Proprio perché nato in guerra e difeso la forza in nome di un’identità ebraica
nazionale che mal si concilia con l’identità europea post-nazionale di oggi,
Israele viene descritto e vissuto come un peccato originale, la perdita d’innocenza degli ebrei che comporta quindi la perdita irrimediabile dell’ebreo-vittima con l’Europa si identifica. Per questo la sinistra liberale oggi non difende gli ebrei dal pregiudizio – ma lo alimenta attivamente – se gli attacchi sono motivati da opposizione a Israele.
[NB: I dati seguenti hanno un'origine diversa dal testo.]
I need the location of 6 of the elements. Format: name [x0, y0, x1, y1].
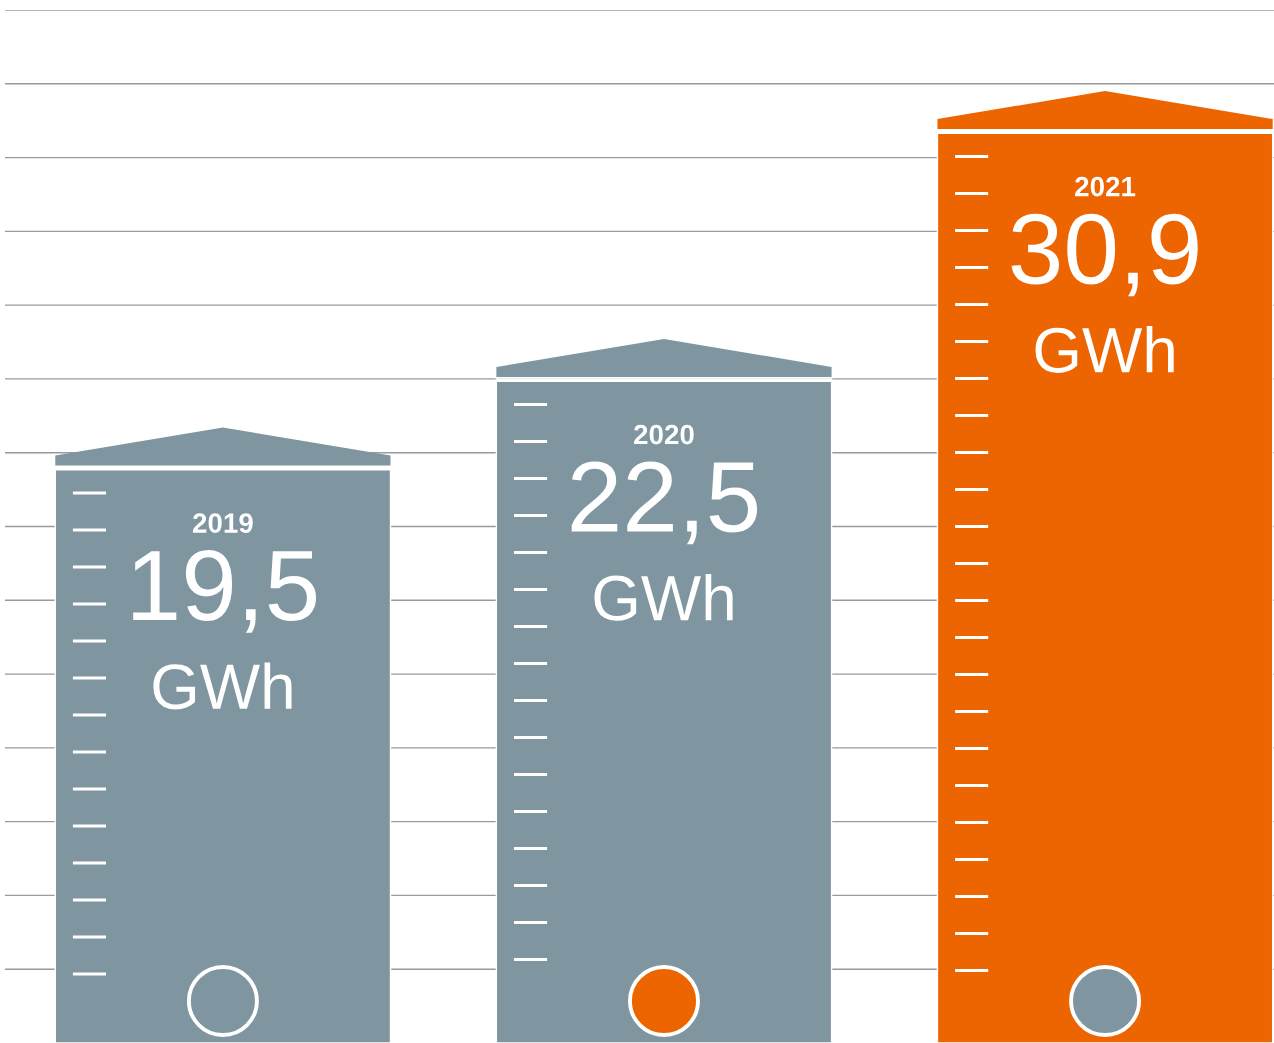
x-tick-label: 2019	[192, 513, 253, 533]
x-tick-label: 2021	[1075, 176, 1136, 197]
x-tick-label: 2020	[634, 424, 694, 445]
data-label: 22,5 GWh	[571, 461, 758, 621]
data-label: 19,5 GWh	[133, 550, 317, 710]
data-label: 30,9 GWh	[1011, 213, 1198, 373]
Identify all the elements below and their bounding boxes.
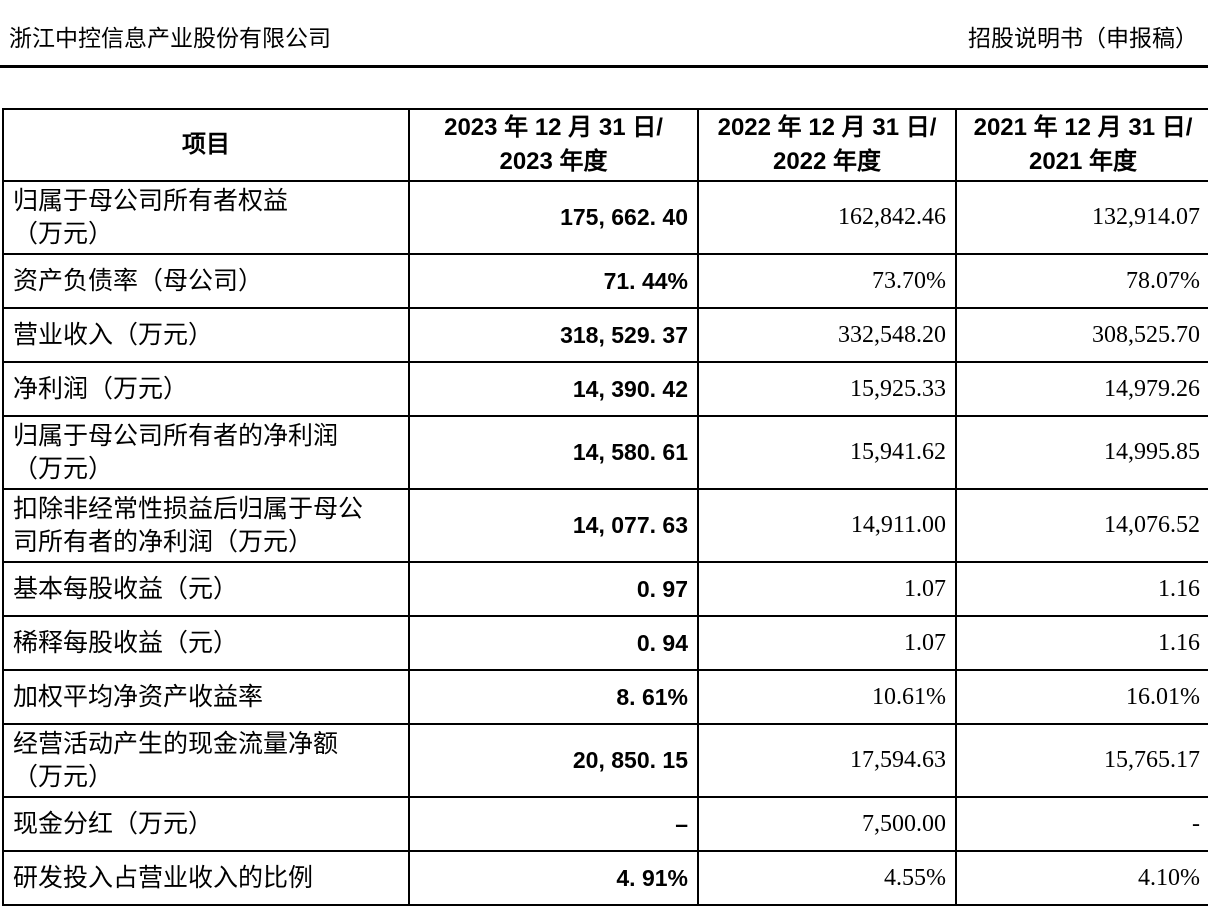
value-2021: 1.16 [955,615,1208,671]
financial-table: 项目 2023 年 12 月 31 日/ 2023 年度 2022 年 12 月 3… [2,108,1208,906]
value-2023: 0. 97 [408,561,699,617]
row-label: 研发投入占营业收入的比例 [2,850,410,906]
value-2023: 175, 662. 40 [408,180,699,255]
value-2023: 14, 077. 63 [408,488,699,563]
row-label: 稀释每股收益（元） [2,615,410,671]
value-2022: 1.07 [697,561,957,617]
value-2023: 0. 94 [408,615,699,671]
value-2021: - [955,796,1208,852]
value-2023: – [408,796,699,852]
row-label: 加权平均净资产收益率 [2,669,410,725]
value-2022: 17,594.63 [697,723,957,798]
document-header: 浙江中控信息产业股份有限公司 招股说明书（申报稿） [0,0,1208,53]
value-2022: 162,842.46 [697,180,957,255]
row-label: 净利润（万元） [2,361,410,417]
table-row: 扣除非经常性损益后归属于母公 司所有者的净利润（万元） 14, 077. 63 14… [2,488,1208,563]
column-header-0: 项目 [2,108,410,182]
column-header-1: 2023 年 12 月 31 日/ 2023 年度 [408,108,699,182]
value-2022: 1.07 [697,615,957,671]
row-label: 经营活动产生的现金流量净额 （万元） [2,723,410,798]
value-2023: 4. 91% [408,850,699,906]
value-2022: 10.61% [697,669,957,725]
row-label: 归属于母公司所有者权益 （万元） [2,180,410,255]
table-row: 研发投入占营业收入的比例 4. 91% 4.55% 4.10% [2,850,1208,906]
table-row: 归属于母公司所有者的净利润 （万元） 14, 580. 61 15,941.62 14… [2,415,1208,490]
table-header-row: 项目 2023 年 12 月 31 日/ 2023 年度 2022 年 12 月 3… [2,108,1208,182]
company-name: 浙江中控信息产业股份有限公司 [9,26,331,51]
table-row: 基本每股收益（元） 0. 97 1.07 1.16 [2,561,1208,617]
table-row: 归属于母公司所有者权益 （万元） 175, 662. 40 162,842.46 13… [2,180,1208,255]
table-row: 资产负债率（母公司） 71. 44% 73.70% 78.07% [2,253,1208,309]
row-label: 现金分红（万元） [2,796,410,852]
value-2021: 1.16 [955,561,1208,617]
row-label: 资产负债率（母公司） [2,253,410,309]
value-2021: 4.10% [955,850,1208,906]
value-2022: 332,548.20 [697,307,957,363]
value-2022: 14,911.00 [697,488,957,563]
table-body: 归属于母公司所有者权益 （万元） 175, 662. 40 162,842.46 13… [2,180,1208,906]
column-header-3: 2021 年 12 月 31 日/ 2021 年度 [955,108,1208,182]
table-header: 项目 2023 年 12 月 31 日/ 2023 年度 2022 年 12 月 3… [2,108,1208,182]
value-2023: 318, 529. 37 [408,307,699,363]
doc-title: 招股说明书（申报稿） [968,26,1198,51]
row-label: 扣除非经常性损益后归属于母公 司所有者的净利润（万元） [2,488,410,563]
value-2022: 15,925.33 [697,361,957,417]
table-row: 稀释每股收益（元） 0. 94 1.07 1.16 [2,615,1208,671]
value-2021: 78.07% [955,253,1208,309]
row-label: 基本每股收益（元） [2,561,410,617]
value-2022: 7,500.00 [697,796,957,852]
value-2023: 14, 390. 42 [408,361,699,417]
value-2021: 308,525.70 [955,307,1208,363]
value-2021: 14,995.85 [955,415,1208,490]
table-row: 净利润（万元） 14, 390. 42 15,925.33 14,979.26 [2,361,1208,417]
column-header-2: 2022 年 12 月 31 日/ 2022 年度 [697,108,957,182]
value-2021: 132,914.07 [955,180,1208,255]
table-row: 加权平均净资产收益率 8. 61% 10.61% 16.01% [2,669,1208,725]
value-2021: 15,765.17 [955,723,1208,798]
value-2021: 14,076.52 [955,488,1208,563]
value-2022: 15,941.62 [697,415,957,490]
row-label: 营业收入（万元） [2,307,410,363]
value-2023: 8. 61% [408,669,699,725]
value-2022: 4.55% [697,850,957,906]
value-2023: 20, 850. 15 [408,723,699,798]
table-row: 营业收入（万元） 318, 529. 37 332,548.20 308,525.70 [2,307,1208,363]
value-2022: 73.70% [697,253,957,309]
row-label: 归属于母公司所有者的净利润 （万元） [2,415,410,490]
header-divider [0,65,1208,68]
value-2023: 14, 580. 61 [408,415,699,490]
value-2021: 16.01% [955,669,1208,725]
table-row: 现金分红（万元） –7,500.00- [2,796,1208,852]
table-row: 经营活动产生的现金流量净额 （万元） 20, 850. 15 17,594.63 15… [2,723,1208,798]
value-2021: 14,979.26 [955,361,1208,417]
value-2023: 71. 44% [408,253,699,309]
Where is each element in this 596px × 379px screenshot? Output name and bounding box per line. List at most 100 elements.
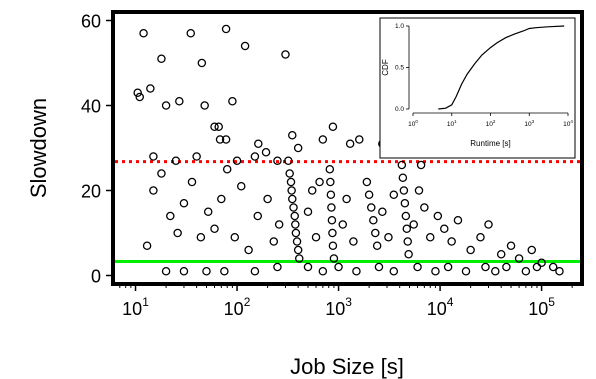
inset-x-tick-label: 103 <box>524 119 534 128</box>
data-point <box>404 249 413 259</box>
data-point <box>200 101 209 110</box>
data-point <box>146 84 155 93</box>
data-point <box>389 266 399 276</box>
data-point <box>157 169 166 178</box>
data-point <box>334 262 343 272</box>
data-point <box>338 220 348 229</box>
inset-y-tick-label: 0.0 <box>395 106 404 113</box>
data-point <box>502 262 511 272</box>
data-point <box>318 135 328 144</box>
inset-x-axis-label: Runtime [s] <box>470 139 510 148</box>
data-point <box>135 92 144 102</box>
data-point <box>329 254 339 263</box>
data-point <box>362 177 372 187</box>
data-point <box>179 198 189 208</box>
data-point <box>274 220 284 229</box>
data-point <box>521 266 531 276</box>
data-point <box>263 194 272 204</box>
y-tick-label: 0 <box>91 267 101 287</box>
x-tick-label: 102 <box>224 295 251 319</box>
plot-frame <box>111 10 584 286</box>
data-point <box>285 169 294 178</box>
data-point <box>328 122 338 132</box>
data-point <box>221 24 231 34</box>
data-point <box>273 262 282 272</box>
data-point <box>466 245 475 255</box>
data-point <box>398 173 408 182</box>
data-point <box>291 220 300 229</box>
data-point <box>345 139 355 148</box>
data-point <box>273 156 282 165</box>
inset-background <box>379 17 576 159</box>
data-point <box>293 143 303 153</box>
data-point <box>372 241 382 250</box>
data-point <box>413 262 422 272</box>
data-point <box>440 224 449 233</box>
data-point <box>532 262 542 272</box>
data-point <box>327 215 337 225</box>
data-point <box>378 207 387 216</box>
x-tick-label: 103 <box>325 295 352 319</box>
data-point <box>326 190 336 199</box>
data-point <box>240 41 250 51</box>
x-axis-label: Job Size [s] <box>290 354 404 379</box>
data-point <box>157 54 166 64</box>
data-point <box>161 101 171 110</box>
data-point <box>179 266 189 276</box>
inset-cdf-line <box>438 25 565 110</box>
data-point <box>311 232 321 242</box>
data-point <box>420 203 429 212</box>
data-point <box>453 215 463 225</box>
y-tick-label: 40 <box>81 97 101 117</box>
data-point <box>315 177 324 187</box>
data-point <box>403 237 412 246</box>
data-point <box>295 254 304 263</box>
main-ticks: 101 102 103 104 105 0 20 40 60 <box>81 12 573 319</box>
data-point <box>414 186 424 195</box>
data-point <box>196 232 206 242</box>
data-point <box>221 135 231 144</box>
x-tick-label: 104 <box>427 295 454 319</box>
inset-cdf-chart: 100 101 102 103 104 0.0 0.5 1.0 Runtime [s] CDF <box>379 17 576 159</box>
data-point <box>328 241 338 250</box>
data-point <box>203 207 213 216</box>
data-point <box>496 249 506 259</box>
data-point <box>149 186 158 195</box>
data-point <box>214 122 223 132</box>
data-point <box>222 164 232 174</box>
inset-y-axis-label: CDF <box>381 59 390 76</box>
inset-x-tick-label: 102 <box>486 119 496 128</box>
data-point <box>293 245 303 255</box>
data-point <box>303 207 313 216</box>
data-point <box>250 152 260 161</box>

Gli ebrei che si identificano come nazione, agiscono come tale, e desiderano un loro stato non meritano la simpatia della sinistra. Ai suoi occhi, l’ostilità nei confronti di ebrei sostenitori di Israele non è antisemitismo. La sinistra difende invece quegli ebrei disposti a denunciare Israele e a dissociarsi dallo Stato ebraico. L’ebreo che la sinistra europea ama è talmente integrato con la cultura europea da non avere alcun sentimento di identificazione e lealtà per il popolo ebraico e le sue legittime aspirazioni nazionali. Questo ebreo degiudaizzato, accolto e ammirato dall’Europa, si contrappone a quegli ebrei che si identificano, nel bene e nel male, con una nazione, una cultura, una
tradizione, e un’identità esclusiva. L’unico ebreo veramente amato dall’Europa è l’ebreo che ha coscientemente smesso di esser tale. Estinto concretamente: solo così l’ebreo sopravvive e si integra nella illuminata e tollerante Europa di oggi.